Childhood friends Erin (Kristen Wiig) and Abby (Melissa McCarthy) haven't spoken in years. After writing a book together about that their firmly held belief in ghosts they went their separate ways. Erin considers herself a serious academic on a tenure track, teaching at a prestigious university, and wants nothing to do with ghouls. Abby, on the other hand, runs a lab at a less esteemed school, and continues ghost-hunting. She's also still selling the book they co-authored online and elsewhere.

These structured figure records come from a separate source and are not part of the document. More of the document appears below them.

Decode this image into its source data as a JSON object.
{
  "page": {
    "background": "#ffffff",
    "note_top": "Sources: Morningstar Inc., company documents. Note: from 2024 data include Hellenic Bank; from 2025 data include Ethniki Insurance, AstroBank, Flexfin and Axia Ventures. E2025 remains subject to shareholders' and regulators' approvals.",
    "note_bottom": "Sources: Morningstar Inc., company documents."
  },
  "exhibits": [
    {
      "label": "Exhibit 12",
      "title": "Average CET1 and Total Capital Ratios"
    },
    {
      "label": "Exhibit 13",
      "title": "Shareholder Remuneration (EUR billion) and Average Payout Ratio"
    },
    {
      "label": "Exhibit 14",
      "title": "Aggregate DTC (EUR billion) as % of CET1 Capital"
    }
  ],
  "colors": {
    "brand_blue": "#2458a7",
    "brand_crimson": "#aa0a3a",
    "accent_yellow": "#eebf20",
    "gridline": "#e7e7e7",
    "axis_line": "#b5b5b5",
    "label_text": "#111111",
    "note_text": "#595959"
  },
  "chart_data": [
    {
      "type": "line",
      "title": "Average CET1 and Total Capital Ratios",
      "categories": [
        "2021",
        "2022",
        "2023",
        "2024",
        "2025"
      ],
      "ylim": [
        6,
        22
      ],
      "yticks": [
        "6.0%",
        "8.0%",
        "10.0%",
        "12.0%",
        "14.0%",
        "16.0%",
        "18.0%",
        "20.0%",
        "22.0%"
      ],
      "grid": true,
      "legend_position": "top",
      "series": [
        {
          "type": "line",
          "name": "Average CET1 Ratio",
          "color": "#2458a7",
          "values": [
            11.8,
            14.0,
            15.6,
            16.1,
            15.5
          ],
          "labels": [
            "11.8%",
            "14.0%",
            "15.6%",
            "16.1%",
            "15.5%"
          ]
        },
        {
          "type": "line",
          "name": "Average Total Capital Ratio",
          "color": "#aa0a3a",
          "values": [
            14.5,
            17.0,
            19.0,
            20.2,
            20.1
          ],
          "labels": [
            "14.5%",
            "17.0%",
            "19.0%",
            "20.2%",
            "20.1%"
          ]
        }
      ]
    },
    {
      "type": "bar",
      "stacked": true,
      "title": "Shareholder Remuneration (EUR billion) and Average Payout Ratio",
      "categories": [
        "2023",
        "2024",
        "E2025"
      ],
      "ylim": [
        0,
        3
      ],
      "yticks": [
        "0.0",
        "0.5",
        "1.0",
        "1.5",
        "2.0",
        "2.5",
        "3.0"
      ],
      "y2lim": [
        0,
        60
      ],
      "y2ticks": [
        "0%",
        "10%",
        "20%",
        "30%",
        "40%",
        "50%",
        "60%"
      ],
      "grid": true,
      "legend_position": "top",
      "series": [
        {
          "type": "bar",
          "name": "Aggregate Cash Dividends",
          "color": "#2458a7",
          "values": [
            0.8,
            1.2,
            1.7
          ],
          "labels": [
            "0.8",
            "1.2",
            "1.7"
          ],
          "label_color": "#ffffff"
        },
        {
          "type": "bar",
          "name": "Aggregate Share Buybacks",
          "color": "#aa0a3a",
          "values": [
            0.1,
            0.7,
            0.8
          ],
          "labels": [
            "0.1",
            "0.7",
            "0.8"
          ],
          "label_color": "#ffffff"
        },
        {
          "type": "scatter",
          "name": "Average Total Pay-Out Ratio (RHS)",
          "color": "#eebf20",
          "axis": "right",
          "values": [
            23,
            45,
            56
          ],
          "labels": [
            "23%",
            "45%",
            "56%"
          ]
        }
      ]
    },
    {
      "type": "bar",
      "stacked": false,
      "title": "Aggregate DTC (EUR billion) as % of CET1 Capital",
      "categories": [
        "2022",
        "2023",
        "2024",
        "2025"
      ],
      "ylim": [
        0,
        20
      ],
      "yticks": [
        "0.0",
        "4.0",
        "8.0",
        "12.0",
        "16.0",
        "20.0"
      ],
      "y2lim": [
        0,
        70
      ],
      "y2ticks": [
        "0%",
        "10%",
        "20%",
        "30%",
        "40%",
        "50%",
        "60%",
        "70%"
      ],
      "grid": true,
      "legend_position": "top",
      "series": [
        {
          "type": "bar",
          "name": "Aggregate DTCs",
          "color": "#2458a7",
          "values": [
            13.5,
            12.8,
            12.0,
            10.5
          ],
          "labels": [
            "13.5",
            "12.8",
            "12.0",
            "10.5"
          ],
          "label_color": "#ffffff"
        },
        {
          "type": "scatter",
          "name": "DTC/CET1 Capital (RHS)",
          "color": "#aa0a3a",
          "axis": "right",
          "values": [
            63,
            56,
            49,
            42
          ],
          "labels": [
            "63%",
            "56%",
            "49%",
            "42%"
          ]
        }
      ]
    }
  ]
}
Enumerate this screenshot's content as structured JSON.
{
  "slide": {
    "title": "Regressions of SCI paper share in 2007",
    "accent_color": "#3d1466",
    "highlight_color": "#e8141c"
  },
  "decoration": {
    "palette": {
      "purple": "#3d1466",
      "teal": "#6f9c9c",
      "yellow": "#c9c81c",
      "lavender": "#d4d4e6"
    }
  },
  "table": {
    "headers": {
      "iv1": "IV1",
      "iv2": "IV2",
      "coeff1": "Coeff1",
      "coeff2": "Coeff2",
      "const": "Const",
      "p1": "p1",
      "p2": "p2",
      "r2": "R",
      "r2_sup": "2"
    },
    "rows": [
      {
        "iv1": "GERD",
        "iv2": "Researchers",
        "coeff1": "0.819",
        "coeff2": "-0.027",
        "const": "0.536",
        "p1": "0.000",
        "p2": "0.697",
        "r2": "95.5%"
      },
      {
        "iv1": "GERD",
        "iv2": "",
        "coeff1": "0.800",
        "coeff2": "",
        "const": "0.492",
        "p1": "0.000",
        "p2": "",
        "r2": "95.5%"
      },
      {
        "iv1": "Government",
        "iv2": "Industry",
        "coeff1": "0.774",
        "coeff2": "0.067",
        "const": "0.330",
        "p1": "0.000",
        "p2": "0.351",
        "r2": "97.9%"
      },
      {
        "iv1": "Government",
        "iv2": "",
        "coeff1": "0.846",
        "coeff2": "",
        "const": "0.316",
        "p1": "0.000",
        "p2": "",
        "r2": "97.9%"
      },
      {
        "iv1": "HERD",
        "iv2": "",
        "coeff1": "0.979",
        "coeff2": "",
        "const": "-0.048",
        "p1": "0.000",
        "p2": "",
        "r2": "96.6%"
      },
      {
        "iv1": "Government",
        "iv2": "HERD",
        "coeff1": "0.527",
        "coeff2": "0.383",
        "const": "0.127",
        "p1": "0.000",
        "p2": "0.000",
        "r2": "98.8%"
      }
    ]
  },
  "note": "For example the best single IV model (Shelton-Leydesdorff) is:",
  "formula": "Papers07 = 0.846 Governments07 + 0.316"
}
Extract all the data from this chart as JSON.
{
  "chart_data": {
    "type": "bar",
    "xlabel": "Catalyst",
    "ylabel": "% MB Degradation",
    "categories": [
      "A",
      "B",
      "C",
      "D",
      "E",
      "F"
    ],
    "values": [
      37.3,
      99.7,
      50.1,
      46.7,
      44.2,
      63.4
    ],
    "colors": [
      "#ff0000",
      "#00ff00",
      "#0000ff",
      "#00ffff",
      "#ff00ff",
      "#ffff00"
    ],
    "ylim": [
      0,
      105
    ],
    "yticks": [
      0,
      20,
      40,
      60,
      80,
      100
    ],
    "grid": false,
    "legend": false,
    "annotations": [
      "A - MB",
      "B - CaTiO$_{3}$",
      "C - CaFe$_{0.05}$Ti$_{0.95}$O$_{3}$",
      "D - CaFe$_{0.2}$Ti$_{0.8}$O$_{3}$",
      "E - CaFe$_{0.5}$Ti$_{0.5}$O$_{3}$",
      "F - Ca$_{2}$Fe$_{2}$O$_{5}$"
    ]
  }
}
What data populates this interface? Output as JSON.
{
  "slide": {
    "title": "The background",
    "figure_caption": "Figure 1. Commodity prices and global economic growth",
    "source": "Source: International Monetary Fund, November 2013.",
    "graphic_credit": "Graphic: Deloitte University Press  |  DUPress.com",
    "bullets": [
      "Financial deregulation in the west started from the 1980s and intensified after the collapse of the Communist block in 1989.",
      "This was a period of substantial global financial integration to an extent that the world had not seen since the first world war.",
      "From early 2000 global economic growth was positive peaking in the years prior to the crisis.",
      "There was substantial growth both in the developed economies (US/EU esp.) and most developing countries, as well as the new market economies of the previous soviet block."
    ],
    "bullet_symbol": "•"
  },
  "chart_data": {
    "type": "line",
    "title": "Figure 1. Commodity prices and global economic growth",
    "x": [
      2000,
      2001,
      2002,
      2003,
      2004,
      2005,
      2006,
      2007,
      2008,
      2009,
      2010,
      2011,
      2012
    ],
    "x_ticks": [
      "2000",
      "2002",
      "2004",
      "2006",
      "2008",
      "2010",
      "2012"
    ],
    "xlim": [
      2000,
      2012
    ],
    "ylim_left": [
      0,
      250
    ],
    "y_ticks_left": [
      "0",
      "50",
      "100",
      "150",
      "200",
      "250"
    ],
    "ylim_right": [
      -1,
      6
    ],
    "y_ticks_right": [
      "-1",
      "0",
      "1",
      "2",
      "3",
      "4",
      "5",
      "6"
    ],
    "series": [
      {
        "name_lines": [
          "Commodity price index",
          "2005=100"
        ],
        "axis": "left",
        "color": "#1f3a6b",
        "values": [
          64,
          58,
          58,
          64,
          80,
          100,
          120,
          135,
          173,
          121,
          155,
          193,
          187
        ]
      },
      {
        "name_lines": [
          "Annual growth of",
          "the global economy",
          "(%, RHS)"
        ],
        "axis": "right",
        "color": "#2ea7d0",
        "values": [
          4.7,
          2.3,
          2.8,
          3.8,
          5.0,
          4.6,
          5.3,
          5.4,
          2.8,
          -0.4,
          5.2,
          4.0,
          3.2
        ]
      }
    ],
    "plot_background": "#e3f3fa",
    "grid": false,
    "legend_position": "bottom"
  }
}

A series of funny events suddenly Sidetrack Erin's academic career, reuniting her with Abby and, by extension, Abby's assistant Holtzmann (out comic actress Kate McKinnon who practically steals the show). After encountering one ghost, the women realize that they are onto something. Shortly thereafter they meet Patty (Leslie Jones), an MTA tollbooth employee, who not only leads them to a ghost living in a subway tunnel but can also identify Rowan (Neil Casey), the man responsible for unleashing the banshee onslaught. Rowan, a hotel bellhop on a revenge streak for years of mistreatment, has devised a piece of equipment to summon surly spirits and plans to unleash them on New York and the world.

Before you know it, Patty has joined Erin, Abby and Holtzmann. Bumbling but beautiful receptionist Kevin (Chris Hemsworth) completes the team. Slime is plentiful, as are ghost-busting devices. Of course, in post-9/11 New York, Homeland Security and an incompetent mayor (Andy Garcia) get involved. There's a converted, souped up hearse (instead of an ambulance) to transport the women. Original Ghostbuster cameos abound including Annie Potts (hotel desk clerk), Dan Aykroyd (cab driver), Ernie Hudson (funeral director) and the late Harold Ramis (represented by a bust), among others. Only Bill Murray, as debunker Martin Heiss, has any significant on-screen time. 

All in all, as summertime movie entertainment goes, the reboot of Ghostbusters (you know it's the first of many!) hits almost all of the right buttons. Don't be afraid to watch it.